My experience of grief has evolved over time. Avalon’s loss was my first major encounter with grief, and it utterly devastated me. However, with subsequent losses, including Romero and other close family members, I learned to approach grief differently. Instead of dwelling in pain for prolonged periods, I acknowledged that I couldn’t change what happened and chose to make the best of my life despite the losses. Acceptance has been a challenging but crucial aspect of my healing journey.
Looking back on your journey with Avalon, what is the most important lesson or insight you’ve gained from your relationship with him?
Avalon taught me that it was possible to feel loved by someone and accepted for who I was, even if that ‘someone’ was a cat. He taught me to open my heart and to love with full abandon.
How has your life changed since Avalon’s passing? What advice would you give to those who are grieving the loss of a pet?
I’ve grown so much since I wrote that book. I’m stronger and more confident than ever before. The love that I was seeking in Avalon, I can finally give to myself.
When it comes to offering advice, I’d like to emphasize the importance of acceptance and the willingness to move forward.

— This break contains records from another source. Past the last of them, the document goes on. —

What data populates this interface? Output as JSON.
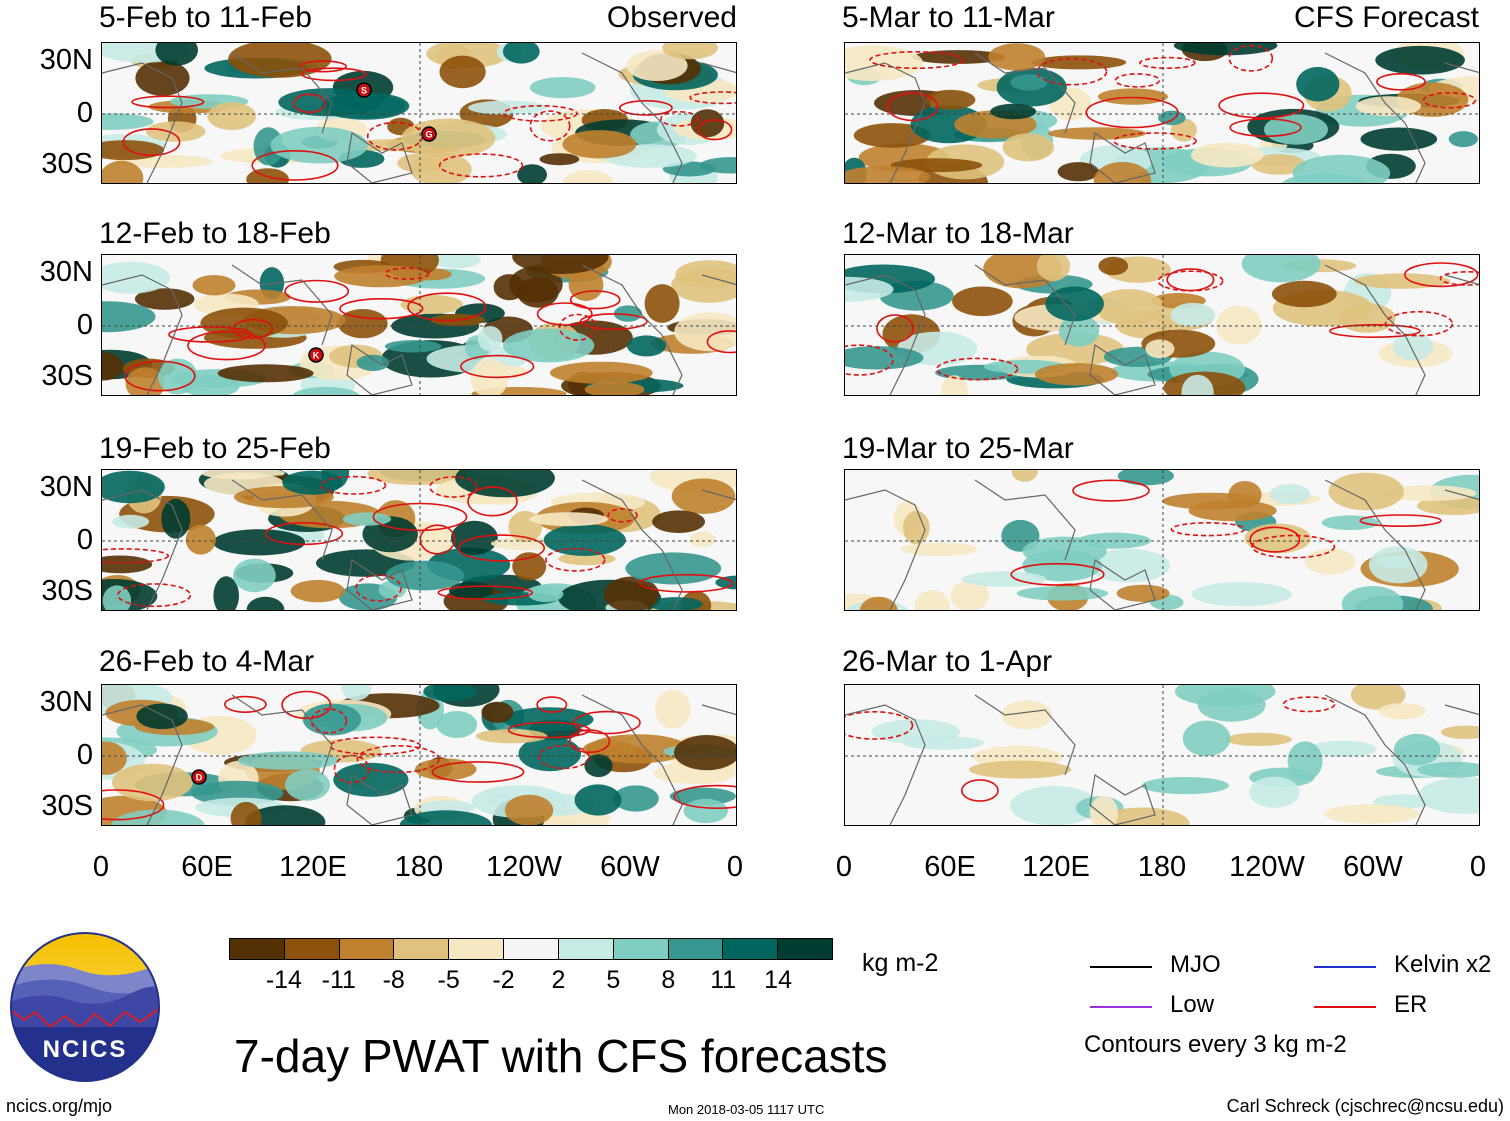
{
  "left_label": "Observed",
  "right_label": "CFS Forecast",
  "panels_left": [
    {
      "title": "5-Feb to 11-Feb"
    },
    {
      "title": "12-Feb to 18-Feb"
    },
    {
      "title": "19-Feb to 25-Feb"
    },
    {
      "title": "26-Feb to 4-Mar"
    }
  ],
  "panels_right": [
    {
      "title": "5-Mar to 11-Mar"
    },
    {
      "title": "12-Mar to 18-Mar"
    },
    {
      "title": "19-Mar to 25-Mar"
    },
    {
      "title": "26-Mar to 1-Apr"
    }
  ],
  "y_ticks": [
    "30N",
    "0",
    "30S"
  ],
  "x_ticks": [
    "0",
    "60E",
    "120E",
    "180",
    "120W",
    "60W",
    "0"
  ],
  "storm_markers": [
    "S",
    "G",
    "K",
    "D"
  ],
  "colorbar": {
    "units": "kg m-2",
    "labels": [
      "-14",
      "-11",
      "-8",
      "-5",
      "-2",
      "2",
      "5",
      "8",
      "11",
      "14"
    ],
    "colors": [
      "#543005",
      "#8c510a",
      "#bf812d",
      "#dfc27d",
      "#f6e8c3",
      "#f5f5f5",
      "#c7eae5",
      "#80cdc1",
      "#35978f",
      "#01665e",
      "#003c30"
    ]
  },
  "title": "7-day PWAT with CFS forecasts",
  "logo_text": "NCICS",
  "legend": {
    "items": [
      {
        "label": "MJO",
        "color": "#000000"
      },
      {
        "label": "Kelvin x2",
        "color": "#1f2fd6"
      },
      {
        "label": "Low",
        "color": "#9b30e0"
      },
      {
        "label": "ER",
        "color": "#e01010"
      }
    ],
    "note": "Contours every 3 kg m-2"
  },
  "footer": {
    "url": "ncics.org/mjo",
    "timestamp": "Mon 2018-03-05 1117 UTC",
    "credit": "Carl Schreck (cjschrec@ncsu.edu)"
  }
}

Acceptance and moving forward don’t diminish our love for our pets. Our unwillingness to move forward is more about our feelings of guilt than about forgetting the cherished animal we’ve lost. I used to believe that loving another cat would mean betraying Avalon, but I’ve since realized I was mistaken.
They keep exactly the same place in our hearts. It’s just that with each new pet, our hearts grow bigger. And considering the countless homeless and shelter cats awaiting loving homes. the more we allow ourselves to heal, the more furry lives we can save, or, at least, give a happier existence.
Connect with Vanessa Morgan on her Traveling Cats Facebook group.
Final Thoughts
Whether you’re a cat lover or someone who finds solace in the company of any pet, there’s a universal truth in the pages of “Avalon” that resonates with all who have loved and lost.